Brasil aceita apedrejamento

Segunda, 22 de novembro de 2010 
Por Ivan de Carvalho
    Aconteceu na semana passada, mas só agora tenho a chance de me referir ao assunto. E não é coisa sobre a qual me conceda a comodidade da omissão. O Comitê de Direitos Humanos da Organização das Nações Unidas aprovou, na última quinta-feira, uma resolução na qual manifesta grande preocupação com a prática da lapidação (apedrejamento), flagelação (chicotadas) e amputação como punição no Irã. A resolução foi aprovada com os votos de 80 países.
    No entanto, nada menos que 57 Estados representados na ONU tiveram a coragem, perdão, covardia de se omitirem, de se absterem de votar. E um deles foi a República Federativa do Brasil. Infelizmente, este é o nosso país, um dos que se acovardaram ou interessadamente se abstiveram ante a resolução que atingiu o governo celerado do Irã. É possível que o governo brasileiro haja se amedrontado quanto a contrariar a posição de alguns dos outros 56 países que se omitiram. Se não fizeram objeção quando a ocasião se apresentou, aceitaram.

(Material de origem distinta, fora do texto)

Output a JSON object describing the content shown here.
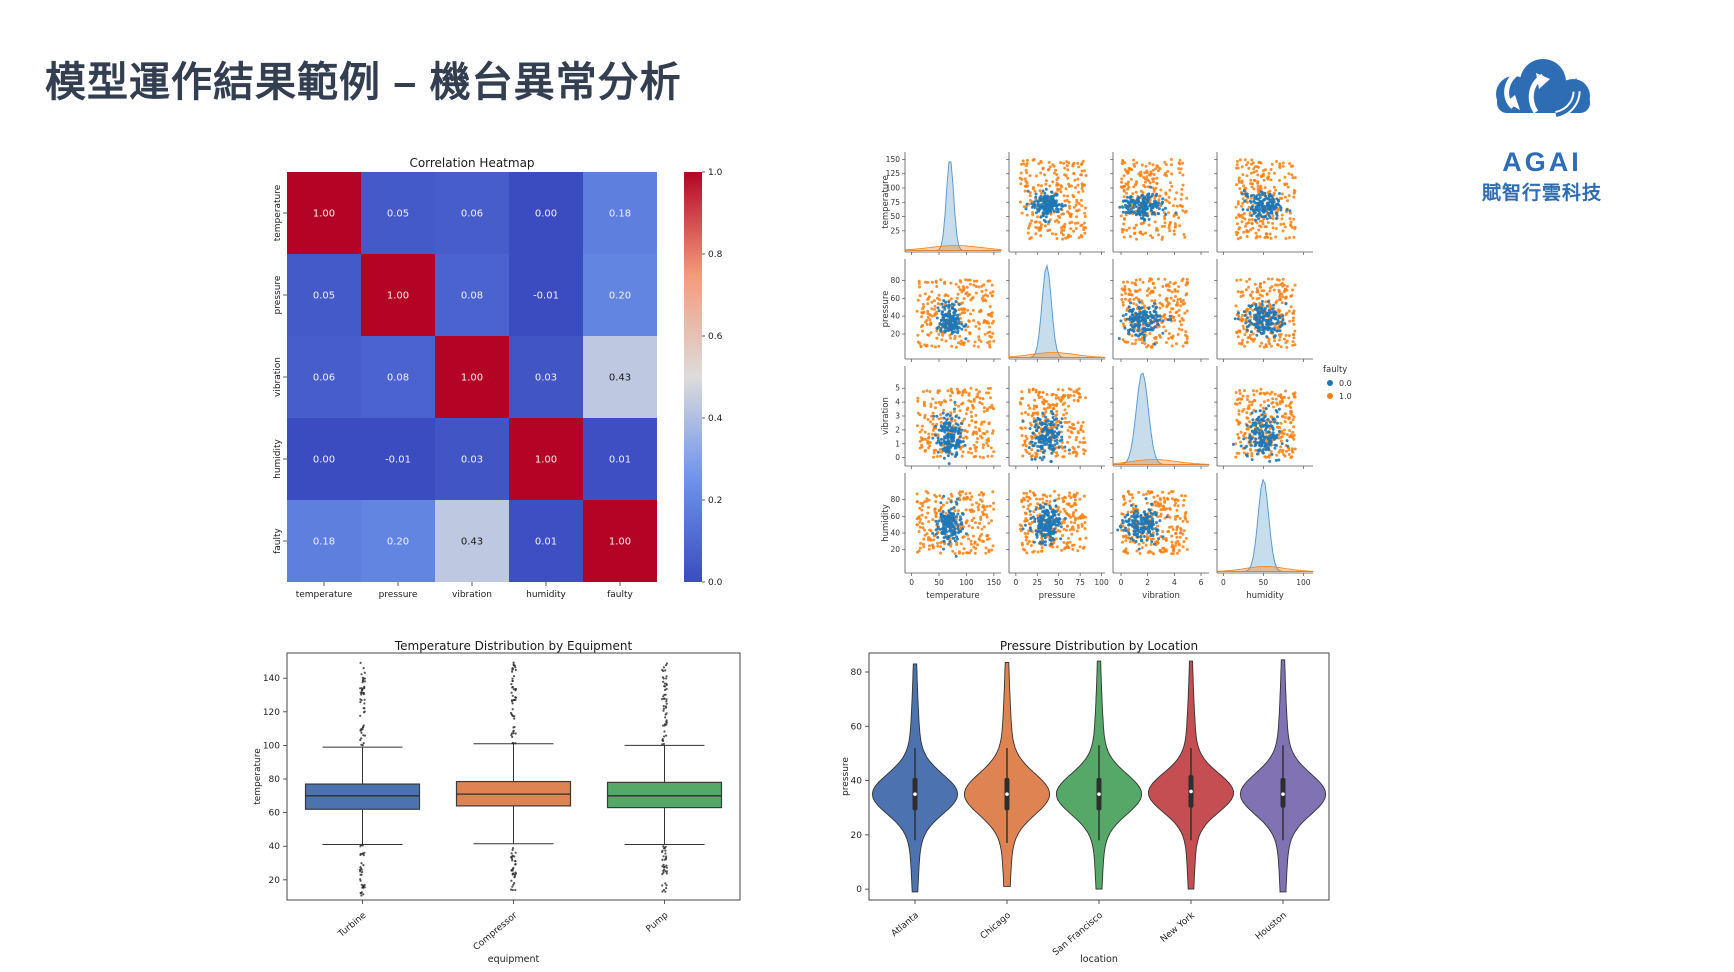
{
  "slide": {
    "title": "模型運作結果範例 – 機台異常分析",
    "title_color": "#333F50",
    "background": "#FFFFFF"
  },
  "logo": {
    "name": "AGAI",
    "company": "賦智行雲科技",
    "color": "#2E6DB4"
  },
  "chart_data": [
    {
      "id": "correlation-heatmap",
      "type": "heatmap",
      "title": "Correlation Heatmap",
      "labels": [
        "temperature",
        "pressure",
        "vibration",
        "humidity",
        "faulty"
      ],
      "matrix": [
        [
          1.0,
          0.05,
          0.06,
          0.0,
          0.18
        ],
        [
          0.05,
          1.0,
          0.08,
          -0.01,
          0.2
        ],
        [
          0.06,
          0.08,
          1.0,
          0.03,
          0.43
        ],
        [
          0.0,
          -0.01,
          0.03,
          1.0,
          0.01
        ],
        [
          0.18,
          0.2,
          0.43,
          0.01,
          1.0
        ]
      ],
      "colormap": "coolwarm",
      "vmin": 0.0,
      "vmax": 1.0,
      "colorbar_ticks": [
        1.0,
        0.8,
        0.6,
        0.4,
        0.2,
        0.0
      ]
    },
    {
      "id": "pairplot",
      "type": "scatter",
      "title": "",
      "variables": [
        {
          "name": "temperature",
          "axis_min": -12,
          "axis_max": 163,
          "xticks": [
            0,
            50,
            100,
            150
          ],
          "yticks": [
            25,
            50,
            75,
            100,
            125,
            150
          ],
          "normal_mean": 70,
          "normal_sd": 11,
          "uniform_min": 10,
          "uniform_max": 150
        },
        {
          "name": "pressure",
          "axis_min": -8,
          "axis_max": 104,
          "xticks": [
            0,
            25,
            50,
            75,
            100
          ],
          "yticks": [
            20,
            40,
            60,
            80
          ],
          "normal_mean": 36,
          "normal_sd": 9,
          "uniform_min": 5,
          "uniform_max": 82
        },
        {
          "name": "vibration",
          "axis_min": -0.6,
          "axis_max": 6.6,
          "xticks": [
            0,
            2,
            4,
            6
          ],
          "yticks": [
            0,
            1,
            2,
            3,
            4,
            5
          ],
          "normal_mean": 1.6,
          "normal_sd": 0.75,
          "uniform_min": 0,
          "uniform_max": 5
        },
        {
          "name": "humidity",
          "axis_min": -8,
          "axis_max": 112,
          "xticks": [
            0,
            50,
            100
          ],
          "yticks": [
            20,
            40,
            60,
            80
          ],
          "normal_mean": 50,
          "normal_sd": 11,
          "uniform_min": 15,
          "uniform_max": 90
        }
      ],
      "legend": {
        "title": "faulty",
        "entries": [
          {
            "label": "0.0",
            "color": "#1f77b4"
          },
          {
            "label": "1.0",
            "color": "#ff7f0e"
          }
        ]
      }
    },
    {
      "id": "temperature-boxplot",
      "type": "box",
      "title": "Temperature Distribution by Equipment",
      "xlabel": "equipment",
      "ylabel": "temperature",
      "categories": [
        "Turbine",
        "Compressor",
        "Pump"
      ],
      "colors": [
        "#4C72B0",
        "#DD8452",
        "#55A868"
      ],
      "yticks": [
        20,
        40,
        60,
        80,
        100,
        120,
        140
      ],
      "ylim": [
        8,
        155
      ],
      "stats": [
        {
          "q1": 62,
          "median": 70,
          "q3": 77,
          "whisker_low": 41,
          "whisker_high": 99,
          "outlier_low": 10,
          "outlier_high": 150
        },
        {
          "q1": 64,
          "median": 71,
          "q3": 78.5,
          "whisker_low": 41.5,
          "whisker_high": 101,
          "outlier_low": 11,
          "outlier_high": 150
        },
        {
          "q1": 63,
          "median": 70,
          "q3": 78,
          "whisker_low": 41,
          "whisker_high": 100,
          "outlier_low": 10,
          "outlier_high": 150
        }
      ]
    },
    {
      "id": "pressure-violin",
      "type": "area",
      "title": "Pressure Distribution by Location",
      "xlabel": "location",
      "ylabel": "pressure",
      "categories": [
        "Atlanta",
        "Chicago",
        "San Francisco",
        "New York",
        "Houston"
      ],
      "colors": [
        "#4C72B0",
        "#DD8452",
        "#55A868",
        "#C44E52",
        "#8172B3"
      ],
      "yticks": [
        0,
        20,
        40,
        60,
        80
      ],
      "ylim": [
        -4,
        87
      ],
      "stats": [
        {
          "center": 35,
          "spread": 7.2,
          "q1": 29,
          "q3": 41,
          "median": 35,
          "w_lo": 18,
          "w_hi": 52,
          "min": -1,
          "max": 84
        },
        {
          "center": 35,
          "spread": 7.5,
          "q1": 29,
          "q3": 41,
          "median": 35,
          "w_lo": 17,
          "w_hi": 52,
          "min": 1,
          "max": 84
        },
        {
          "center": 35,
          "spread": 7.3,
          "q1": 29,
          "q3": 41,
          "median": 35,
          "w_lo": 18,
          "w_hi": 53,
          "min": 0,
          "max": 84
        },
        {
          "center": 35.5,
          "spread": 7.0,
          "q1": 30,
          "q3": 42,
          "median": 36,
          "w_lo": 18,
          "w_hi": 52,
          "min": 0,
          "max": 85
        },
        {
          "center": 35,
          "spread": 7.4,
          "q1": 30,
          "q3": 41,
          "median": 35,
          "w_lo": 18,
          "w_hi": 53,
          "min": -1,
          "max": 85
        }
      ]
    }
  ]
}
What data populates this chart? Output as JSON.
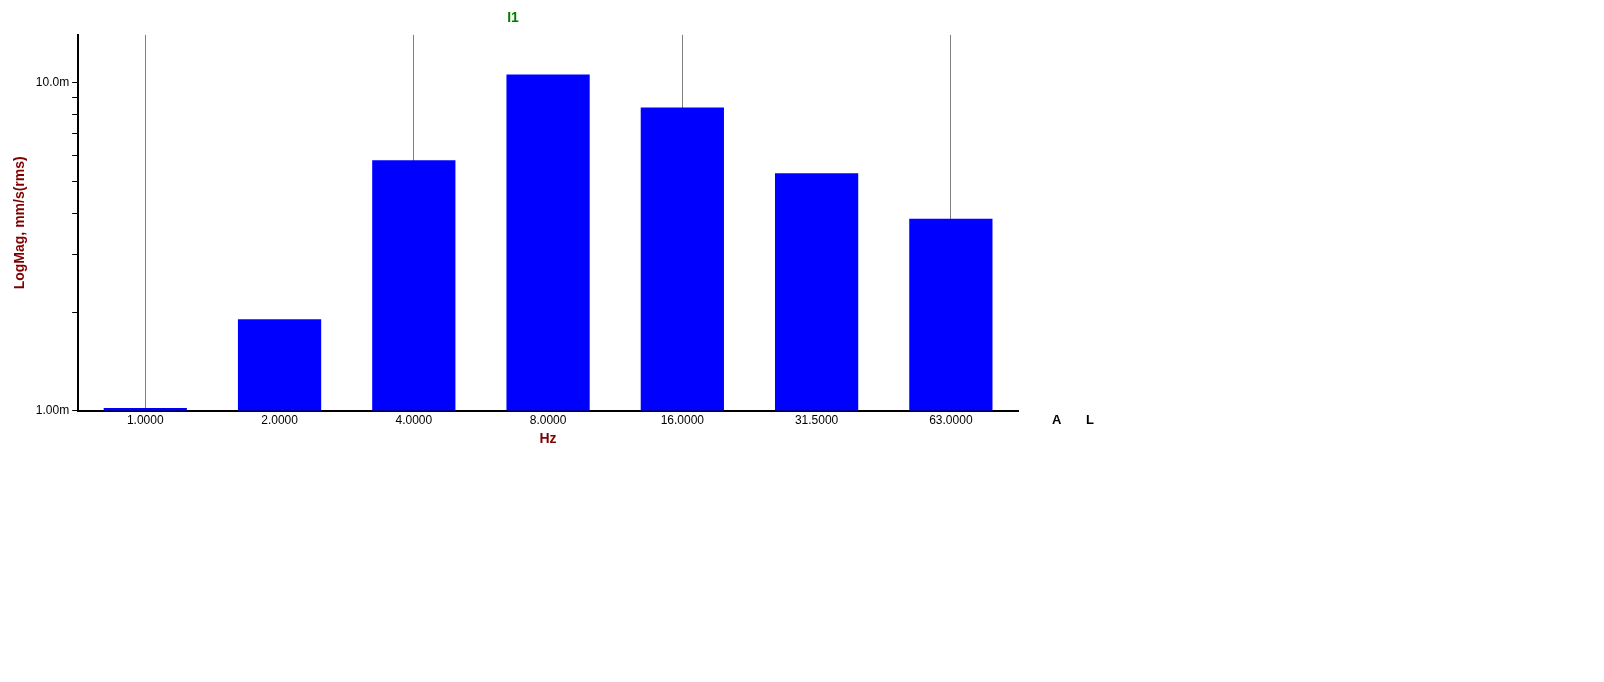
{
  "chart_data": {
    "type": "bar",
    "title": "I1",
    "xlabel": "Hz",
    "ylabel": "LogMag, mm/s(rms)",
    "categories": [
      "1.0000",
      "2.0000",
      "4.0000",
      "8.0000",
      "16.0000",
      "31.5000",
      "63.0000"
    ],
    "values": [
      1.02,
      1.9,
      5.8,
      10.6,
      8.4,
      5.3,
      3.85
    ],
    "color": "#0000ff",
    "log": "y",
    "ylim": [
      1,
      14
    ],
    "yticks": [
      {
        "value": 1,
        "label": "1.00m"
      },
      {
        "value": 2,
        "label": null
      },
      {
        "value": 3,
        "label": null
      },
      {
        "value": 4,
        "label": null
      },
      {
        "value": 5,
        "label": null
      },
      {
        "value": 6,
        "label": null
      },
      {
        "value": 7,
        "label": null
      },
      {
        "value": 8,
        "label": null
      },
      {
        "value": 9,
        "label": null
      },
      {
        "value": 10,
        "label": "10.0m"
      }
    ],
    "grid": "x",
    "legend": false,
    "annotations": [
      "A",
      "L"
    ]
  }
}
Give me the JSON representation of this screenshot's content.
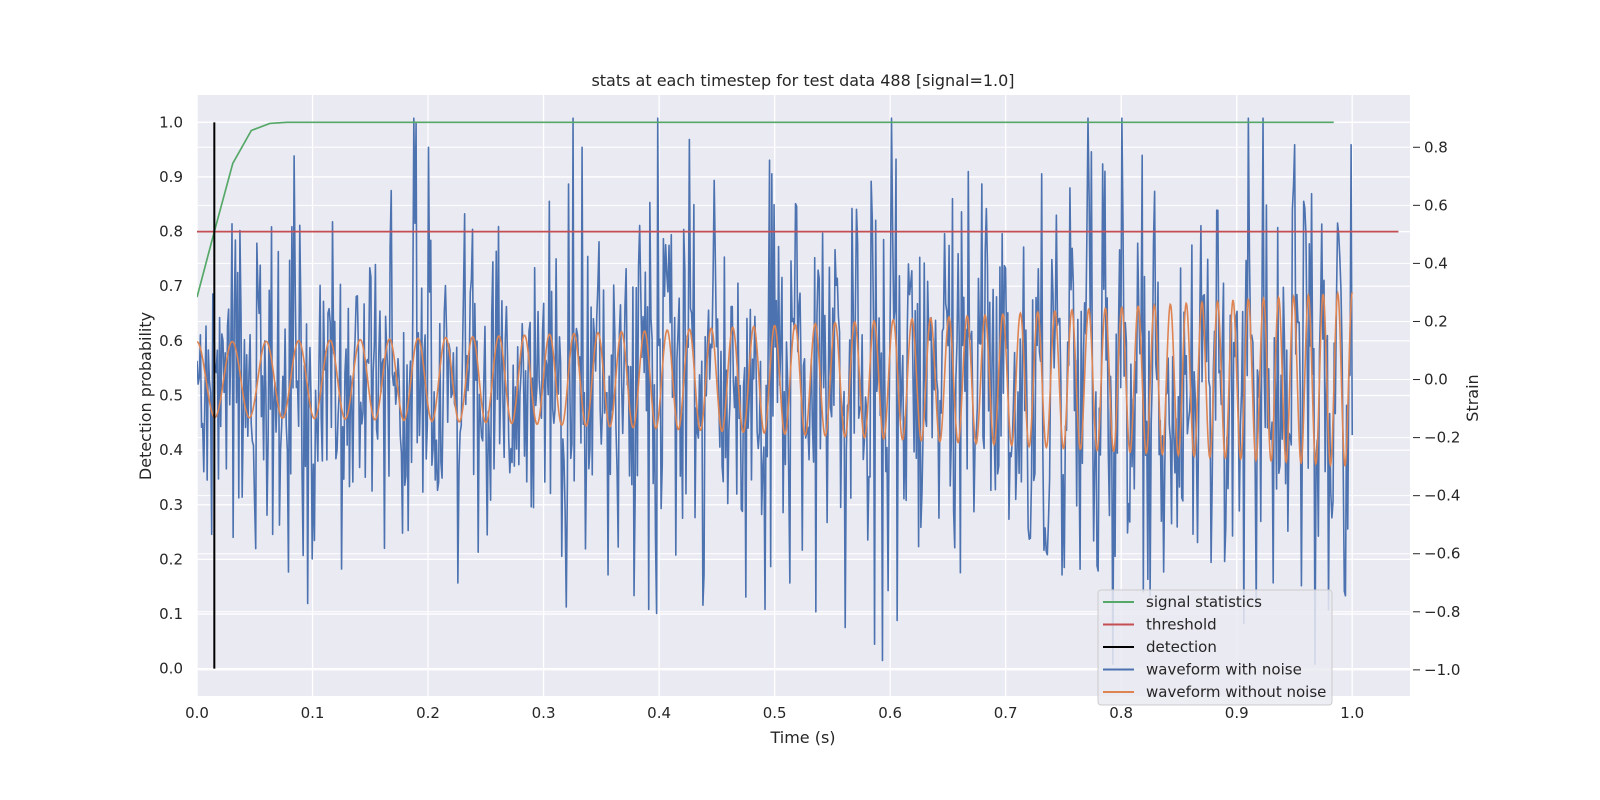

   O medo é uma hipótese razoável, pois recentemente a presidente eleita Dilma Rousseff declarou ser o apedrejamento uma prática “bárbara”, não importando para tal qualificação (ou desqualificação) os usos e costumes iranianos. Seria “bárbara” mesmo com tais usos e costumes.
   A hipótese do medo também encontra respaldo na atitude do presidente Lula ante o caso (que foi igualmente o abordado nas declarações de Dilma Rousseff) da iraniana Sakineh Ashtiani e o que provocou a resolução da Comissão de Direitos Humanos da ONU. Lula ofereceu publicamente asilo a Ashtiani, “caso ela esteja sendo causa de incômodo para o Irã”. Mas o que incomodou o Irã para valer foi a oferta de asilo feita por Lula – que depressa se calou e tirou o cavalinho da chuva, possivelmente “aconselhado” pelo inverossímel assessor para Assuntos Internacionais Marco Aurélio Garcia, aquele do top, top, top. Quem fizer tudo ao contrário do que ele aconselhar, acerta.
   Sintetizando: o governo Lila votou contra inclinação pública inicial do presidente Lula e contra explícita, elogiável e enérgica opinião e afirmação da presidente eleita Dilma Rousseff.
   Então, pode ser que os joelhos não se hajam agüentado firmes. Mas também é possível levantar hipótese bem mais vergonhosa: eventuais (e por enquanto muito pouco relevantes) interesses comerciais teriam levado o Brasil a não manifestar grande preocupação (nem foi uma condenação formal, com esta denominação) com as pedras, os açoites e as amputações punitivas. Curioso, não tenho visto os movimentos brasileiros de defesa da mulher movendo-se nesse caso da condenação de Sakineh Ashtiani. Será que essa paralisia decorre de que a maioria desses movimentos está sob comando das chamadas “esquerdas” e estas simpatizam com a teocracia nada “esquerdista” do Irã? Esses movimentos expliquem isso, se quiserem.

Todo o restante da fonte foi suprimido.